What makes a house a home?

On Tuesday night, that question floated in the delicately candle-scented air of a three-story penthouse apartment on lower Fifth Avenue in Manhattan where the interior designer Jeremiah Brent lives with his husband and fellow designer, Nate Berkus, and their two children.

An intimate gathering of about 30 guests had assembled to celebrate the publication of Mr. Brent’s first book, “The Space That Keeps You,” a collection of photos and stories of interesting people and their enviable houses.

For Mr. Brent, who along with Mr. Berkus is a mainstay on HGTV with shows like “The Nate & Jeremiah Home Project,” a home is a “weird blend of space and place.”

“You’ve got to be in the right place and have the right space at the same time,” he said in an interview, speaking from recent experience. Mr. Brent and Mr. Berkus originally lived in this apartment from 2013 to 2016, when they sold it and moved to Los Angeles. But they longed for what they had previously had, and seven years after selling, they bought the apartment back.

This was the first time the couple have hosted a party since returning to their old apartment. Amy Astley, the editor in chief of Architectural Digest, was there, along with Elle Decor’s editor in chief, Asad Syrkett, and New York magazine’s design editor, Wendy Goodman. The designer Athena Calderone, the filmmaker Shawn Levy and Ashley Avignone, a stylist and friend of Taylor Swift, orbited the dining area, where a spread of intricate bites — duck fat-fried fingerling potatoes with creme fraiche and caviar, blistered shishito peppers with fennel pollen and lemon juice — were artfully arrayed.

One guest could be heard marveling at how good everyone looked in the apartment’s not-too-dim-to-be-dramatic light.

It was a scrupulous attention to lighting that led Brooke Cundiff, a retail entrepreneur, and her husband, the writer and editor Michael Hainey, to a West Village apartment that was subsequently featured in Mr. Brent’s book. But before settling there, they looked at a lot of places that didn’t feel like home. Mr. Hainey developed a test: With each apartment they’d enter, he’d ask, “OK, it’s a Wednesday. You had to call in sick to work. Can you imagine being home in this apartment all day? Like, how is the sunlight?” He added, “On your worst day, is this going to make you happy?”

Another guest, Antoni Porowski — the food and wine expert on TV’s “Queer Eye” — said that, to him, a home is made up of the things that remind him of where he came from.

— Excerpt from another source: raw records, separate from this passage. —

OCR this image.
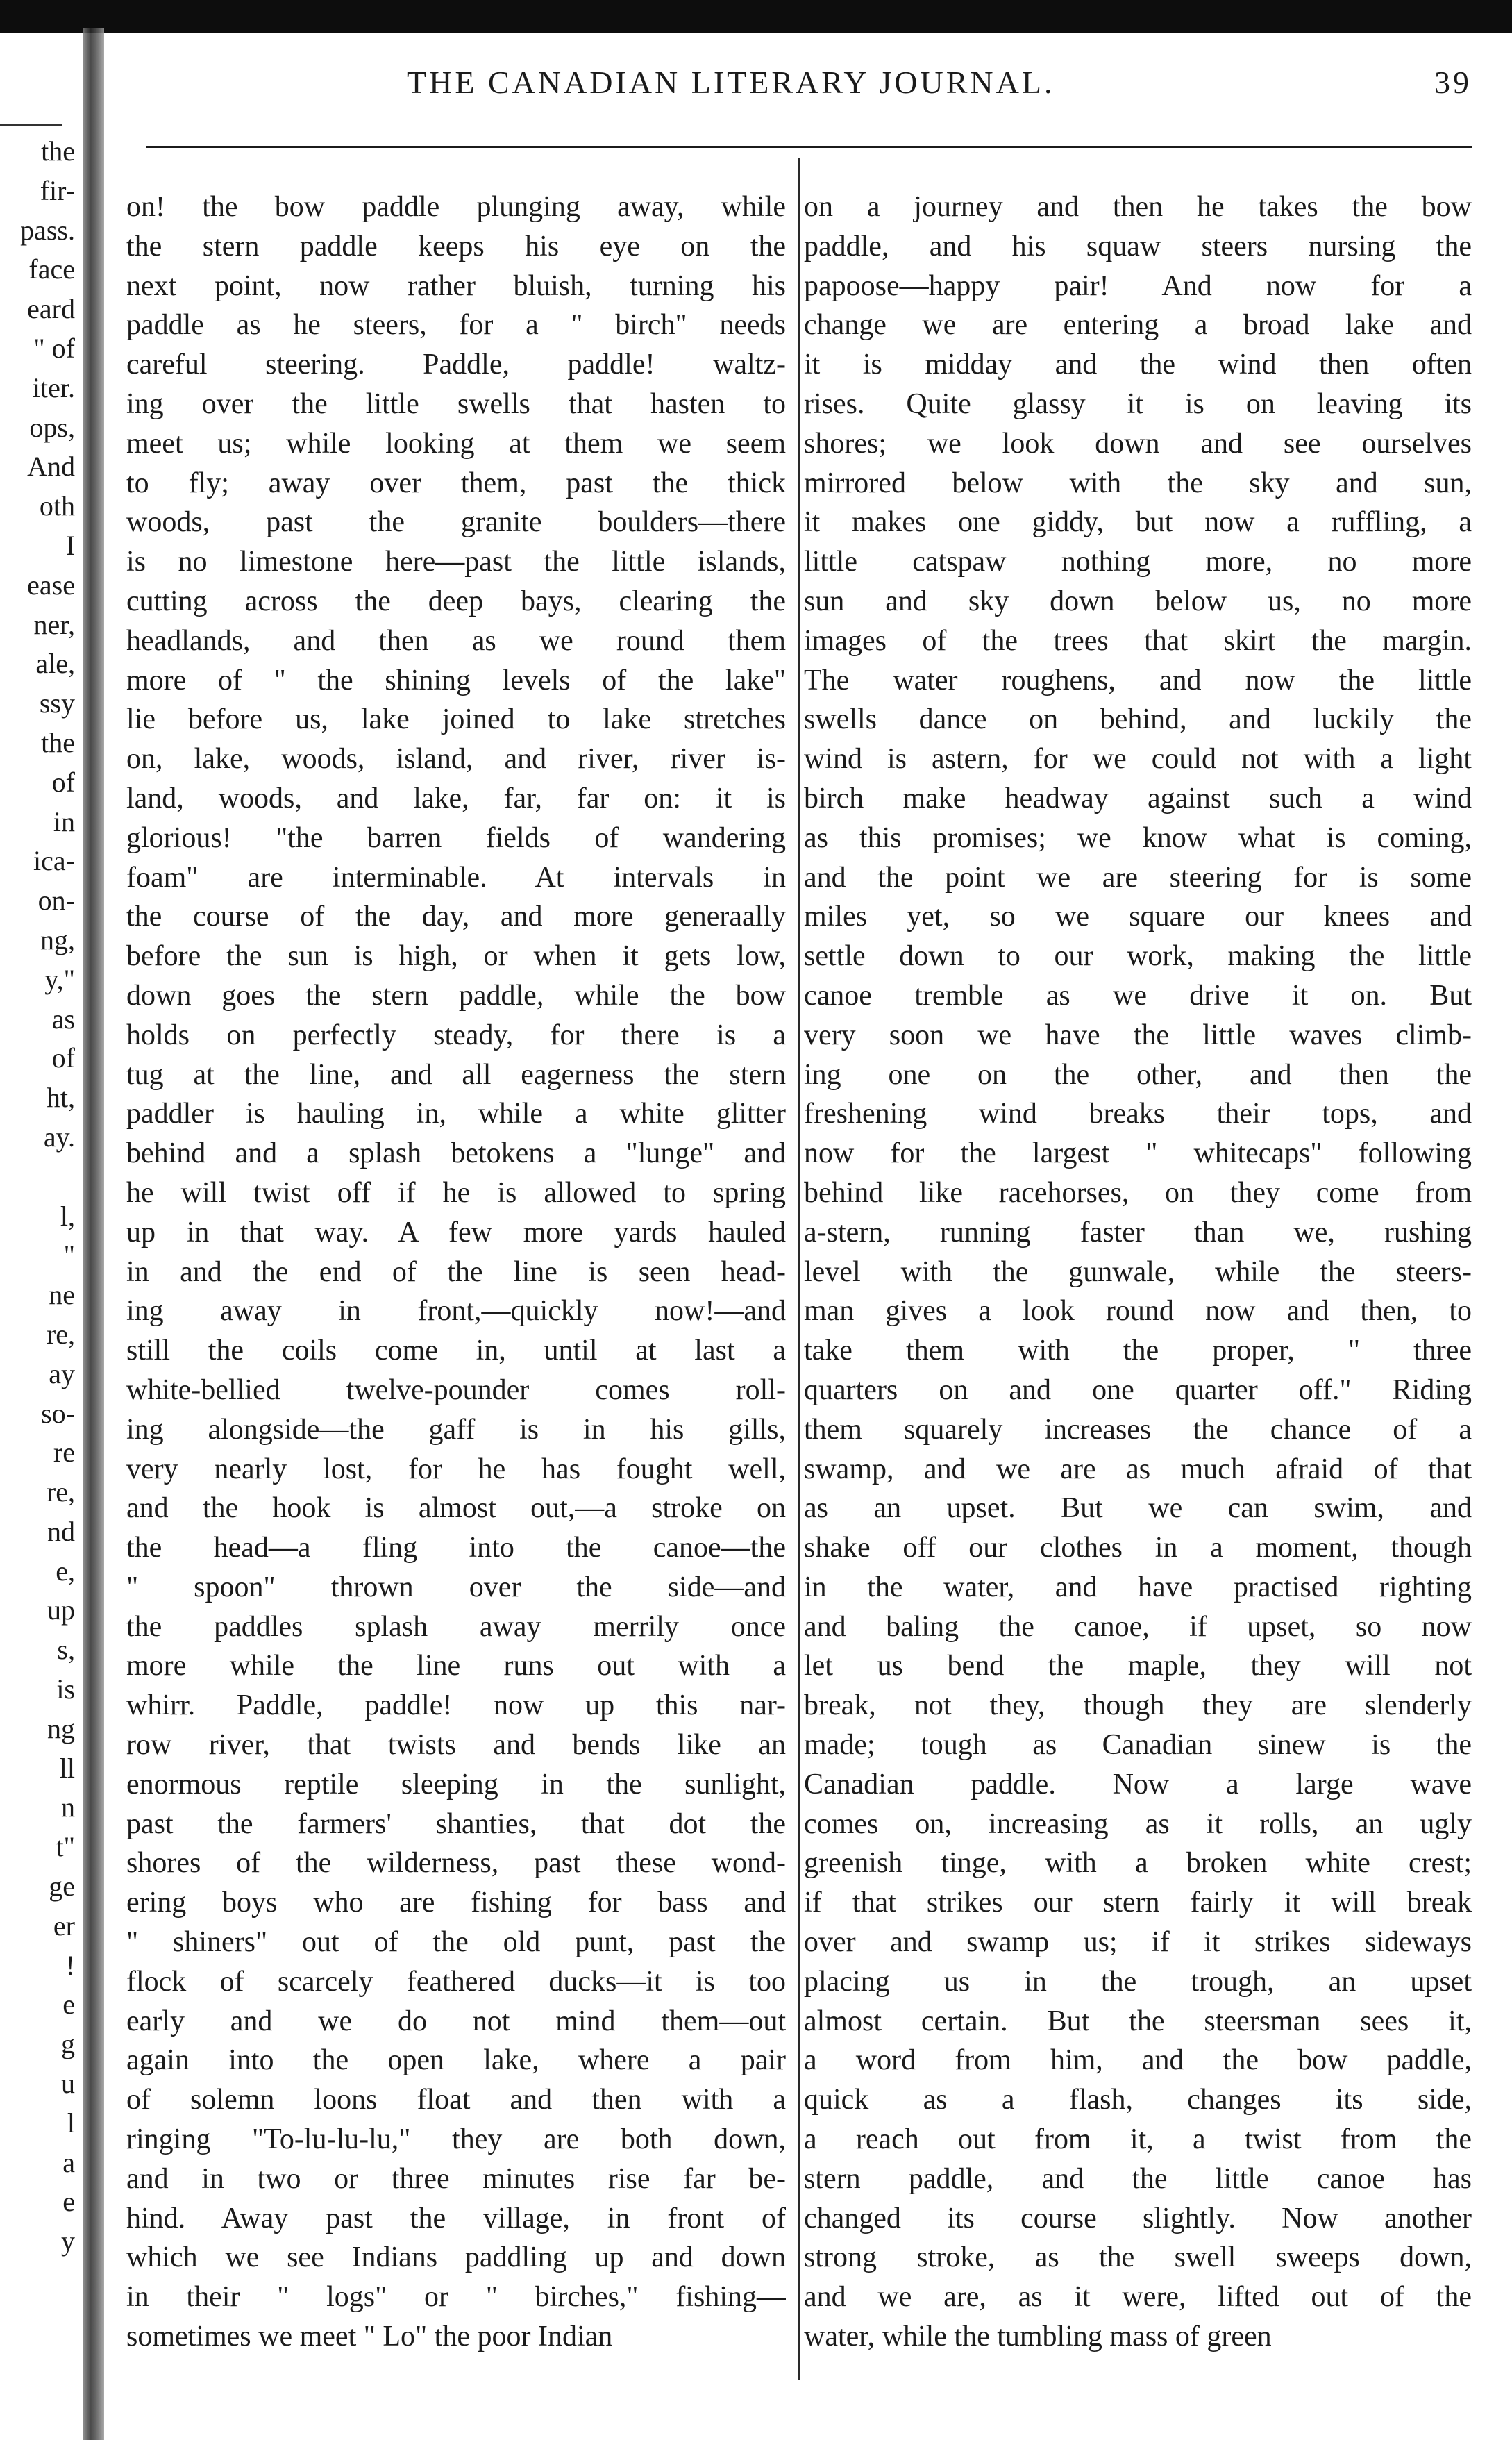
the
fir-
pass.
face
eard
" of
iter.
ops,
And
oth
I
ease
ner,
ale,
ssy
the
of
in
ica-
on-
ng,
y,"
as
of
ht,
ay.
l,
"
ne
re,
ay
so-
re
re,
nd
e,
up
s,
is
ng
ll
n
t"
ge
er
!
e
g
u
l
a
e
y
THE CANADIAN LITERARY JOURNAL.	39
on! the bow paddle plunging away, while
the stern paddle keeps his eye on the
next point, now rather bluish, turning his
paddle as he steers, for a " birch" needs
careful steering. Paddle, paddle! waltz-
ing over the little swells that hasten to
meet us; while looking at them we seem
to fly; away over them, past the thick
woods, past the granite boulders—there
is no limestone here—past the little islands,
cutting across the deep bays, clearing the
headlands, and then as we round them
more of " the shining levels of the lake"
lie before us, lake joined to lake stretches
on, lake, woods, island, and river, river is-
land, woods, and lake, far, far on: it is
glorious! "the barren fields of wandering
foam" are interminable. At intervals in
the course of the day, and more generaally
before the sun is high, or when it gets low,
down goes the stern paddle, while the bow
holds on perfectly steady, for there is a
tug at the line, and all eagerness the stern
paddler is hauling in, while a white glitter
behind and a splash betokens a "lunge" and
he will twist off if he is allowed to spring
up in that way. A few more yards hauled
in and the end of the line is seen head-
ing away in front,—quickly now!—and
still the coils come in, until at last a
white-bellied twelve-pounder comes roll-
ing alongside—the gaff is in his gills,
very nearly lost, for he has fought well,
and the hook is almost out,—a stroke on
the head—a fling into the canoe—the
" spoon" thrown over the side—and
the paddles splash away merrily once
more while the line runs out with a
whirr. Paddle, paddle! now up this nar-
row river, that twists and bends like an
enormous reptile sleeping in the sunlight,
past the farmers' shanties, that dot the
shores of the wilderness, past these wond-
ering boys who are fishing for bass and
" shiners" out of the old punt, past the
flock of scarcely feathered ducks—it is too
early and we do not mind them—out
again into the open lake, where a pair
of solemn loons float and then with a
ringing "To-lu-lu-lu," they are both down,
and in two or three minutes rise far be-
hind. Away past the village, in front of
which we see Indians paddling up and down
in their " logs" or " birches," fishing—
sometimes we meet " Lo" the poor Indian
on a journey and then he takes the bow
paddle, and his squaw steers nursing the
papoose—happy pair! And now for a
change we are entering a broad lake and
it is midday and the wind then often
rises. Quite glassy it is on leaving its
shores; we look down and see ourselves
mirrored below with the sky and sun,
it makes one giddy, but now a ruffling, a
little catspaw nothing more, no more
sun and sky down below us, no more
images of the trees that skirt the margin.
The water roughens, and now the little
swells dance on behind, and luckily the
wind is astern, for we could not with a light
birch make headway against such a wind
as this promises; we know what is coming,
and the point we are steering for is some
miles yet, so we square our knees and
settle down to our work, making the little
canoe tremble as we drive it on. But
very soon we have the little waves climb-
ing one on the other, and then the
freshening wind breaks their tops, and
now for the largest " whitecaps" following
behind like racehorses, on they come from
a-stern, running faster than we, rushing
level with the gunwale, while the steers-
man gives a look round now and then, to
take them with the proper, " three
quarters on and one quarter off." Riding
them squarely increases the chance of a
swamp, and we are as much afraid of that
as an upset. But we can swim, and
shake off our clothes in a moment, though
in the water, and have practised righting
and baling the canoe, if upset, so now
let us bend the maple, they will not
break, not they, though they are slenderly
made; tough as Canadian sinew is the
Canadian paddle. Now a large wave
comes on, increasing as it rolls, an ugly
greenish tinge, with a broken white crest;
if that strikes our stern fairly it will break
over and swamp us; if it strikes sideways
placing us in the trough, an upset
almost certain. But the steersman sees it,
a word from him, and the bow paddle,
quick as a flash, changes its side,
a reach out from it, a twist from the
stern paddle, and the little canoe has
changed its course slightly. Now another
strong stroke, as the swell sweeps down,
and we are, as it were, lifted out of the
water, while the tumbling mass of green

Mr. Porowski was still living in a small studio when he purchased a pair of Adnet chairs from 1stDibs. His apartment at the time was barely big enough to accommodate them. Now, the chairs sit in a spot in his living room where they don’t get much use, but he still loves to gaze at their burgundy leather, thinking back on the “tiny studio apartments with one drawer and two functioning kitchen burners” where he used to live.

“Every time I look at them, I remember what that was like, what my life was like, and how much it changed,” he said.